YouTube lance la grande purge des vidéos IA pour préserver sa crédibilité
Une purge massive pour lutter contre la pollution numérique Depuis plusieurs jours, YouTube mène une opération de nettoyage sans précédent contre les contenus générés par intelligence artificielle (IA). Selon un rapport de Kapwing, la plateforme a supprimé ou clôturé plusieurs dizaines de chaînes, notamment celles spécialisées dans des vidéos automatisées
Une purge massive pour lutter contre la pollution numérique
Depuis plusieurs jours, YouTube mène une opération de nettoyage sans précédent contre les contenus générés par intelligence artificielle (IA).
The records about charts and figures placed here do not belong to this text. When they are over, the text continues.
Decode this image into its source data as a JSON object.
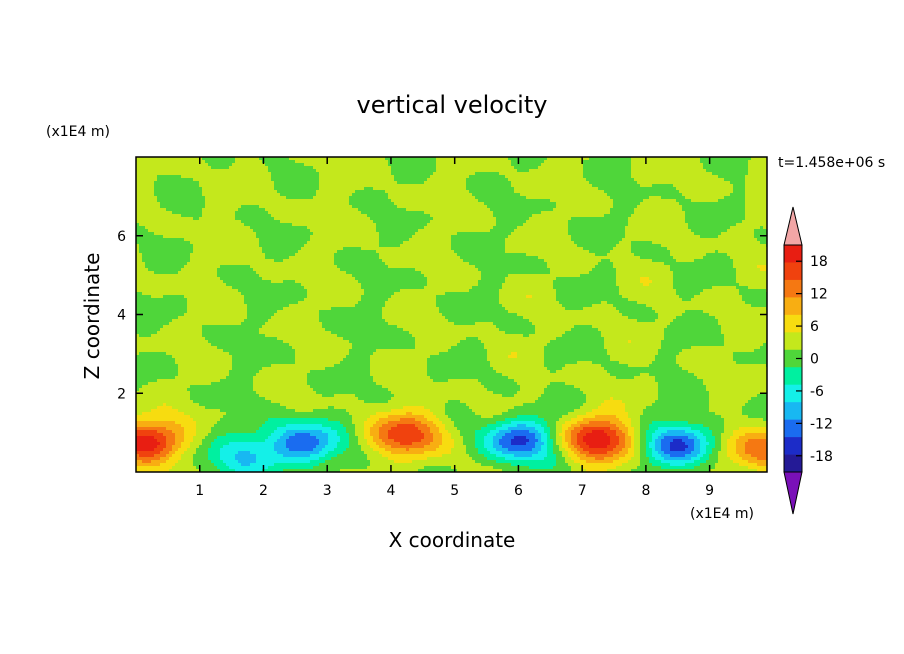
{
  "chart_data": {
    "type": "heatmap",
    "title": "vertical velocity",
    "xlabel": "X coordinate",
    "ylabel": "Z coordinate",
    "x_unit": "(x1E4 m)",
    "y_unit": "(x1E4 m)",
    "time_label": "t=1.458e+06 s",
    "xlim": [
      0,
      9.9
    ],
    "ylim": [
      0,
      8
    ],
    "x_ticks": [
      "1",
      "2",
      "3",
      "4",
      "5",
      "6",
      "7",
      "8",
      "9"
    ],
    "y_ticks": [
      "2",
      "4",
      "6"
    ],
    "colorbar": {
      "ticks": [
        "18",
        "12",
        "6",
        "0",
        "-6",
        "-12",
        "-18"
      ],
      "range": [
        -21,
        21
      ],
      "extend": "both",
      "levels": [
        {
          "max": 21,
          "color": "#f2a6a6"
        },
        {
          "max": 18,
          "color": "#e81e12"
        },
        {
          "max": 15,
          "color": "#f0420e"
        },
        {
          "max": 12,
          "color": "#f57812"
        },
        {
          "max": 9,
          "color": "#f8ae12"
        },
        {
          "max": 6,
          "color": "#f7dc10"
        },
        {
          "max": 3,
          "color": "#c4e81c"
        },
        {
          "max": 0,
          "color": "#4fd63a"
        },
        {
          "max": -3,
          "color": "#00f0a0"
        },
        {
          "max": -6,
          "color": "#14f0e8"
        },
        {
          "max": -9,
          "color": "#18b8f2"
        },
        {
          "max": -12,
          "color": "#1a6cf0"
        },
        {
          "max": -15,
          "color": "#1c2cc8"
        },
        {
          "max": -18,
          "color": "#241a96"
        },
        {
          "max": -21,
          "color": "#7a10b8"
        }
      ]
    },
    "features": [
      {
        "x": 0.15,
        "z": 0.8,
        "w": 17
      },
      {
        "x": 1.75,
        "z": 0.4,
        "w": -9
      },
      {
        "x": 2.6,
        "z": 0.75,
        "w": -14
      },
      {
        "x": 4.3,
        "z": 0.95,
        "w": 14
      },
      {
        "x": 6.0,
        "z": 0.8,
        "w": -16
      },
      {
        "x": 7.25,
        "z": 0.85,
        "w": 17
      },
      {
        "x": 8.55,
        "z": 0.7,
        "w": -15
      },
      {
        "x": 9.8,
        "z": 0.55,
        "w": 11
      }
    ]
  }
}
Selon un rapport de Kapwing, la plateforme a supprimé ou clôturé plusieurs dizaines de chaînes, notamment celles spécialisées dans des vidéos automatisées de faible qualité, souvent qualifiées de « zombies ». Ces chaînes généraient ensemble environ 117 millions de dollars de revenus annuels et constituaient une source de pollution numérique considérable.
Une décision motivée par des enjeux économiques et de confiance
Cette purge massive ne s’effectue pas par pur principe, mais résulte d’une nécessité économique et stratégique. Héberger ces vidéos coûte cher en infrastructures, alors que beaucoup de contenu est diffusé sans engagement réel de la part des utilisateurs. De plus, la présence de vidéos douteuses, telles que des deepfakes ou des escroqueries, nuisait à la confiance des utilisateurs et à celle des annonceurs, avec des marques comme Coca-Cola ou Nike évitant désormais d’associer leur image à ce type de contenu.
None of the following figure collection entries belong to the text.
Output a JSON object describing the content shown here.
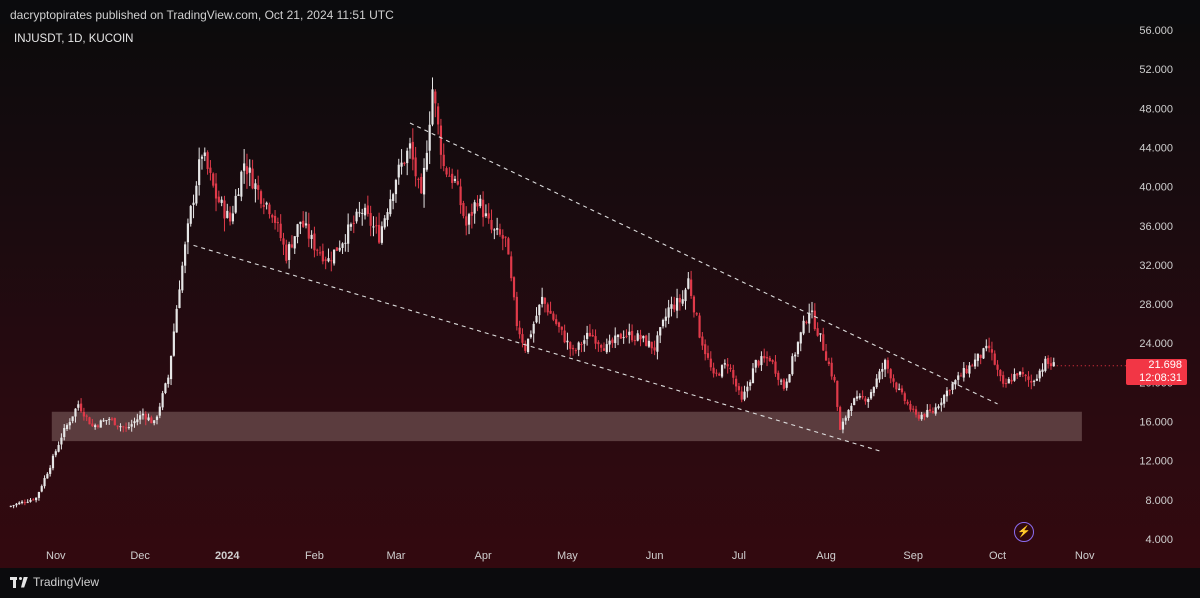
{
  "header": {
    "publisher": "dacryptopirates published on TradingView.com, Oct 21, 2024 11:51 UTC"
  },
  "symbol": {
    "label": "INJUSDT, 1D, KUCOIN"
  },
  "price_tag": {
    "price": "21.698",
    "countdown": "12:08:31",
    "color": "#f23645"
  },
  "footer": {
    "brand": "TradingView"
  },
  "icons": {
    "logo": "tradingview-logo-icon",
    "bolt": "lightning-bolt-icon"
  },
  "colors": {
    "up": "#e6e6e6",
    "down": "#e03a4a",
    "zone": "#6e5050",
    "trendline": "#dcdcdc"
  },
  "chart_data": {
    "type": "candlestick",
    "symbol": "INJUSDT",
    "interval": "1D",
    "exchange": "KUCOIN",
    "x_start": "2023-10-15",
    "x_end": "2024-11-10",
    "ylim": [
      4,
      56
    ],
    "y_ticks": [
      "56.000",
      "52.000",
      "48.000",
      "44.000",
      "40.000",
      "36.000",
      "32.000",
      "28.000",
      "24.000",
      "20.000",
      "16.000",
      "12.000",
      "8.000",
      "4.000"
    ],
    "x_ticks": [
      {
        "label": "Nov",
        "date": "2023-11-01"
      },
      {
        "label": "Dec",
        "date": "2023-12-01"
      },
      {
        "label": "2024",
        "date": "2024-01-01",
        "bold": true
      },
      {
        "label": "Feb",
        "date": "2024-02-01"
      },
      {
        "label": "Mar",
        "date": "2024-03-01"
      },
      {
        "label": "Apr",
        "date": "2024-04-01"
      },
      {
        "label": "May",
        "date": "2024-05-01"
      },
      {
        "label": "Jun",
        "date": "2024-06-01"
      },
      {
        "label": "Jul",
        "date": "2024-07-01"
      },
      {
        "label": "Aug",
        "date": "2024-08-01"
      },
      {
        "label": "Sep",
        "date": "2024-09-01"
      },
      {
        "label": "Oct",
        "date": "2024-10-01"
      },
      {
        "label": "Nov",
        "date": "2024-11-01"
      }
    ],
    "close_path": [
      [
        "2023-10-15",
        7.3
      ],
      [
        "2023-10-25",
        8.2
      ],
      [
        "2023-10-30",
        11.5
      ],
      [
        "2023-11-03",
        14.5
      ],
      [
        "2023-11-09",
        17.8
      ],
      [
        "2023-11-14",
        15.5
      ],
      [
        "2023-11-20",
        16.3
      ],
      [
        "2023-11-26",
        15.2
      ],
      [
        "2023-12-02",
        16.8
      ],
      [
        "2023-12-06",
        15.8
      ],
      [
        "2023-12-11",
        20.5
      ],
      [
        "2023-12-15",
        30.0
      ],
      [
        "2023-12-19",
        37.5
      ],
      [
        "2023-12-23",
        43.5
      ],
      [
        "2023-12-28",
        39.0
      ],
      [
        "2024-01-02",
        36.5
      ],
      [
        "2024-01-07",
        42.5
      ],
      [
        "2024-01-12",
        39.5
      ],
      [
        "2024-01-17",
        37.5
      ],
      [
        "2024-01-22",
        33.0
      ],
      [
        "2024-01-27",
        36.5
      ],
      [
        "2024-02-01",
        34.0
      ],
      [
        "2024-02-06",
        32.5
      ],
      [
        "2024-02-12",
        35.0
      ],
      [
        "2024-02-18",
        37.5
      ],
      [
        "2024-02-24",
        35.0
      ],
      [
        "2024-03-01",
        41.0
      ],
      [
        "2024-03-06",
        44.0
      ],
      [
        "2024-03-10",
        38.5
      ],
      [
        "2024-03-14",
        50.0
      ],
      [
        "2024-03-18",
        42.0
      ],
      [
        "2024-03-22",
        40.5
      ],
      [
        "2024-03-26",
        36.0
      ],
      [
        "2024-03-30",
        38.8
      ],
      [
        "2024-04-04",
        35.5
      ],
      [
        "2024-04-09",
        34.5
      ],
      [
        "2024-04-13",
        26.0
      ],
      [
        "2024-04-16",
        23.5
      ],
      [
        "2024-04-22",
        28.5
      ],
      [
        "2024-04-28",
        25.5
      ],
      [
        "2024-05-03",
        23.0
      ],
      [
        "2024-05-09",
        25.0
      ],
      [
        "2024-05-15",
        23.5
      ],
      [
        "2024-05-21",
        25.0
      ],
      [
        "2024-05-27",
        24.5
      ],
      [
        "2024-06-01",
        23.5
      ],
      [
        "2024-06-06",
        27.5
      ],
      [
        "2024-06-11",
        28.5
      ],
      [
        "2024-06-13",
        30.5
      ],
      [
        "2024-06-17",
        25.0
      ],
      [
        "2024-06-22",
        20.5
      ],
      [
        "2024-06-27",
        22.0
      ],
      [
        "2024-07-02",
        18.0
      ],
      [
        "2024-07-07",
        22.0
      ],
      [
        "2024-07-12",
        22.5
      ],
      [
        "2024-07-17",
        19.5
      ],
      [
        "2024-07-22",
        24.0
      ],
      [
        "2024-07-26",
        27.5
      ],
      [
        "2024-07-30",
        24.5
      ],
      [
        "2024-08-04",
        20.0
      ],
      [
        "2024-08-06",
        15.0
      ],
      [
        "2024-08-10",
        18.0
      ],
      [
        "2024-08-16",
        18.5
      ],
      [
        "2024-08-22",
        22.0
      ],
      [
        "2024-08-27",
        19.0
      ],
      [
        "2024-09-02",
        16.5
      ],
      [
        "2024-09-08",
        17.0
      ],
      [
        "2024-09-14",
        19.5
      ],
      [
        "2024-09-19",
        21.0
      ],
      [
        "2024-09-24",
        22.5
      ],
      [
        "2024-09-28",
        23.5
      ],
      [
        "2024-10-03",
        19.5
      ],
      [
        "2024-10-08",
        21.0
      ],
      [
        "2024-10-13",
        20.0
      ],
      [
        "2024-10-18",
        22.0
      ],
      [
        "2024-10-21",
        21.7
      ]
    ],
    "annotations": {
      "support_zone": {
        "from": "2023-11-01",
        "to": "2024-10-31",
        "low": 14.0,
        "high": 17.0
      },
      "upper_trendline": {
        "start": [
          "2024-03-06",
          46.5
        ],
        "end": [
          "2024-10-01",
          17.8
        ]
      },
      "lower_trendline": {
        "start": [
          "2023-12-20",
          34.0
        ],
        "end": [
          "2024-08-20",
          13.0
        ]
      }
    },
    "last_price": 21.698
  }
}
Une réponse à la crise de crédibilité et d’image
Ce nettoyage traduit aussi une volonté de lutter contre la désinformation et les contenus dégradés, notamment ceux créés de manière industrielle et de faible qualité. YouTube, qui a lancé le format Shorts pour concurrencer TikTok, reconnaît implicitement que la métrique de la vue ne garantit plus une consommation engagée ou authentique. En supprimant ces contenus superficiels, la plateforme veut préserver sa réputation et la confiance de ses utilisateurs.
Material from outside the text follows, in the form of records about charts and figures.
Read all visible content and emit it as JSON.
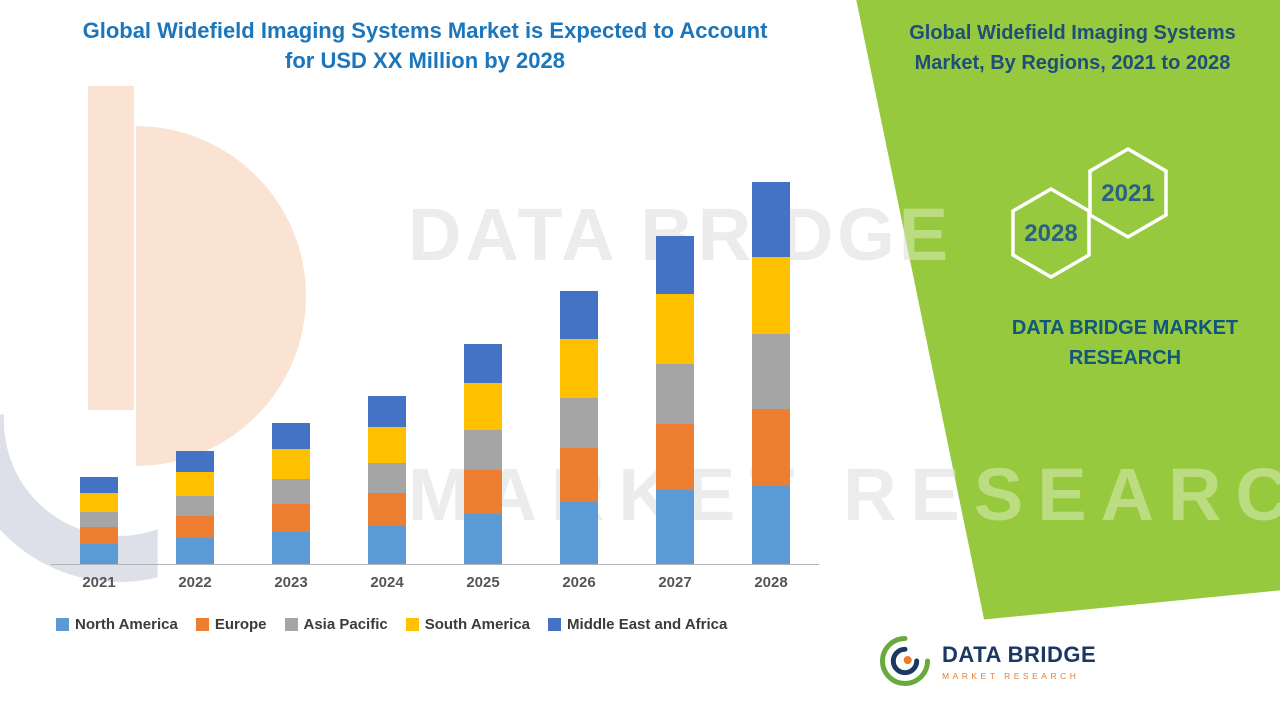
{
  "header": {
    "title_line1": "Global Widefield Imaging Systems Market is Expected to Account",
    "title_line2": "for USD XX Million by 2028"
  },
  "side_panel": {
    "title_line1": "Global Widefield Imaging Systems",
    "title_line2": "Market, By Regions, 2021 to 2028",
    "hexagons": {
      "back_year": "2028",
      "front_year": "2021"
    },
    "brand_line1": "DATA BRIDGE MARKET",
    "brand_line2": "RESEARCH"
  },
  "watermark": {
    "line1": "DATA BRIDGE",
    "line2": "MARKET RESEARCH"
  },
  "footer_logo": {
    "brand": "DATA BRIDGE",
    "tagline": "MARKET RESEARCH"
  },
  "colors": {
    "panel_green": "#97C93E",
    "title_blue": "#1B76BC",
    "side_title_blue": "#1E4E79"
  },
  "chart_data": {
    "type": "bar",
    "stacked": true,
    "title": "Global Widefield Imaging Systems Market, By Regions, 2021 to 2028",
    "categories": [
      "2021",
      "2022",
      "2023",
      "2024",
      "2025",
      "2026",
      "2027",
      "2028"
    ],
    "series": [
      {
        "name": "North America",
        "color": "#5B9BD5",
        "values": [
          20,
          26,
          32,
          38,
          50,
          62,
          74,
          78
        ]
      },
      {
        "name": "Europe",
        "color": "#ED7D31",
        "values": [
          17,
          22,
          28,
          33,
          44,
          54,
          66,
          77
        ]
      },
      {
        "name": "Asia Pacific",
        "color": "#A5A5A5",
        "values": [
          15,
          20,
          25,
          30,
          40,
          50,
          60,
          75
        ]
      },
      {
        "name": "South America",
        "color": "#FFC000",
        "values": [
          19,
          24,
          30,
          36,
          47,
          59,
          70,
          77
        ]
      },
      {
        "name": "Middle East and Africa",
        "color": "#4472C4",
        "values": [
          16,
          21,
          26,
          31,
          39,
          48,
          58,
          75
        ]
      }
    ],
    "totals": [
      87,
      113,
      141,
      168,
      220,
      273,
      328,
      382
    ],
    "values_unit": "relative height units (no value axis shown, values given as USD XX Million)",
    "y_axis_visible": false,
    "grid": false,
    "legend_position": "bottom"
  }
}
Une réglementation qui s’étend à l’avenir
Ce mouvement s’inscrit dans une tendance plus large d’encadrement des contenus générés par IA sur le web, avec notamment la perspective que TikTok, lui aussi, pourra à partir de 2026, filtrer le contenu IA. La plateforme de Google semble donc vouloir reprendre le contrôle face à l’emballement des vidéos automatiques et des risques qu’ils font peser sur la qualité de l’information, l’expérience utilisateur, et la viabilité économique de leur modèle.